IX Edición
Curso 2012 - 2013
En azul y verde me miraste
Alejandro Pérez Marcos, 15 años
Colegio El Prado (Madrid)
Doce setenta y cinco. El billete de diez viajes había vuelto a subir. A ese paso, me salía más rentable comprarme una moto. Y encima, el metro estaba a punto de marcharse…
Odio correr con la guitarra en la mano y con la mochila en la espalda. Me provocan una falta de coordinación en los movimientos que provoca que todo el mundo me mire. Si, me sentí incómodo, pero el tren estaba bufando y me separan del andén unos veinte escalones. Opté por la escalera tradicional, porque la mecánica estaba abarrotada. Salté los peldaños de tres en tres, para galopar hasta la segunda puerta del primer vagón. Siempre he preferido entrar al metro por el mismo sitio.
Me acomodé entre una señora gorda -de esas que se sientan con los brazos a modo de alerón y ocupan hasta tres plazas- y la típica universitaria hipnotizada con la música de sus cascos, de los que brotaba alguna canción de hace veinte años, y un libro entre las manos. En lo que duró el trayecto, no pasó de página. Coloqué la guitarra de pie, sujetándola por el asa. El tren empezó a moverse. Me incliné un poco y eché un vistazo hacia la izquierda. Era un gusano infinito, y un cóctel de culturas. Había una chica autista que gritaba porque quería salir, mientras su madre la sujetaba con cara de azaro. La joven quería ser libre, no pasar ni un segundo más en aquella caja de cereales que se movía a toda velocidad por debajo de los zapatos nuevos de Madrid. Y la entendí perfectamente.
En la primera estación no se bajaron muchos pasajeros, pero se subieron unos cuantos.
El metro puede ser el lugar más aburrido del mundo, pero si sabes verlo se convierte en el espectáculo más entretenido. Con imaginación, logras inventarte la vida de cada persona, desde el sombrero del empresario que tiene el coche en el taller y llega tarde a casa; a las medias rotas de la chica de la mirada risueña, que dibuja en el cristal el nombre de su amor. Mis preferidos son los pedigüeños del acordeón y una voz acostumbrada al público: son los héroes de la serpiente subterránea.
En todo caso, llevaba unas cuatro estaciones sentado en la butaca azul y gris. La señora gorda ya se había ido y la universitaria echaba más cuenta a mis partituras que a su libro. No le di mucha importancia. Es más, me sentía alagado de que alguien más que yo supiera leer música.

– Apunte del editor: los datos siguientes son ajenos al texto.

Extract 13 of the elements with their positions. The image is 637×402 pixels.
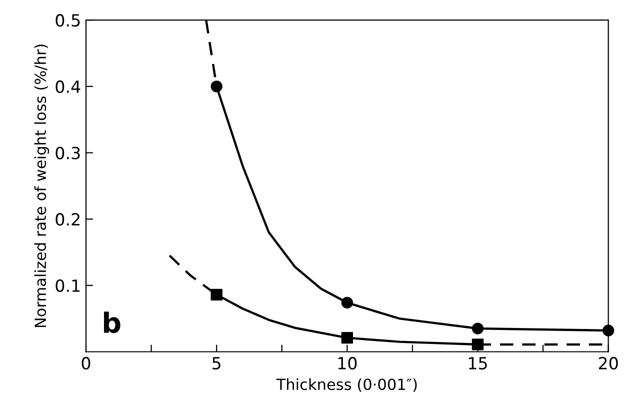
- annotation: b: [104, 312, 120, 334]
- x-tick-label: 5: [212, 357, 220, 370]
- y-axis-title: Normalized rate of weight loss (%/hr): [34, 44, 50, 328]
- x-tick-label: 10: [338, 356, 357, 370]
- x-tick-label: 0: [82, 356, 90, 370]
- y-tick-label: 0.5: [56, 14, 80, 27]
- y-tick-label: 0.3: [56, 146, 80, 160]
- y-tick-label: 0.1: [56, 279, 80, 292]
- y-tick-label: 0.2: [56, 213, 80, 226]
- y-tick-label: 0.4: [56, 80, 80, 93]
- x-axis-title: Thickness (0·001″): [276, 378, 417, 392]
- x-tick-label: 15: [468, 357, 487, 370]
- x-tick-label: 20: [598, 356, 618, 370]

Al fin nos detuvimos en Chamartín. Coincidimos con otro convoy en la misma parada. Por un instante me fijé en el vagón que iba a partir en dirección contraria a la nuestra. No había mucha gente: una pareja de ancianos que, tal vez, se dirigían a las afueras de Madrid para visitar a sus nietos; un hombre desaliñado; una mujer acompañada por sus dos hijos; una chica morena… ¡Menuda chica! En los segundos que nuestras ventanas coincidieron, me fijé en sus ojos, uno azul y otro verde. Me miró. Era una mirada subyugante, perfecta, capaz de desarmar el vagón hasta el último de sus tornillos, que traspasó los cristales y se me clavó en el corazón. Entonces me fijé en la piel de su rostro, suave a la vista. ¡Nunca me había encontrado tanta perfección!
Me hubiera gustado decirle <<qué hace una chica como tú en un metro como éste>>, saber a dónde iba, pedirle que se viniera conmigo, confesarle que se me acababa de parar el corazón… No me di cuenta de que me había levantado, de que me encontraba en pie, con la frente pegada a la ventanilla, sin quitarle ojo… <<Cupido, no sabía que tu radar llegase tan abajo>>, mascullé. Tuve ganas de romper el cristal con el martillo rojo de seguridad para saltar a la vía y cambiar la dirección de mi viaje.
La magia se esfumó con el pitido del maquinista. <<¿Por qué te marchas…?>>
Dudé si lo había imaginado, si me encontraba envenenado por un sueño. Me dolía el pecho y el cristal estaba lleno de vaho. Con el dedo, temblando, pasé mi dedo índice para dibujar un corazón.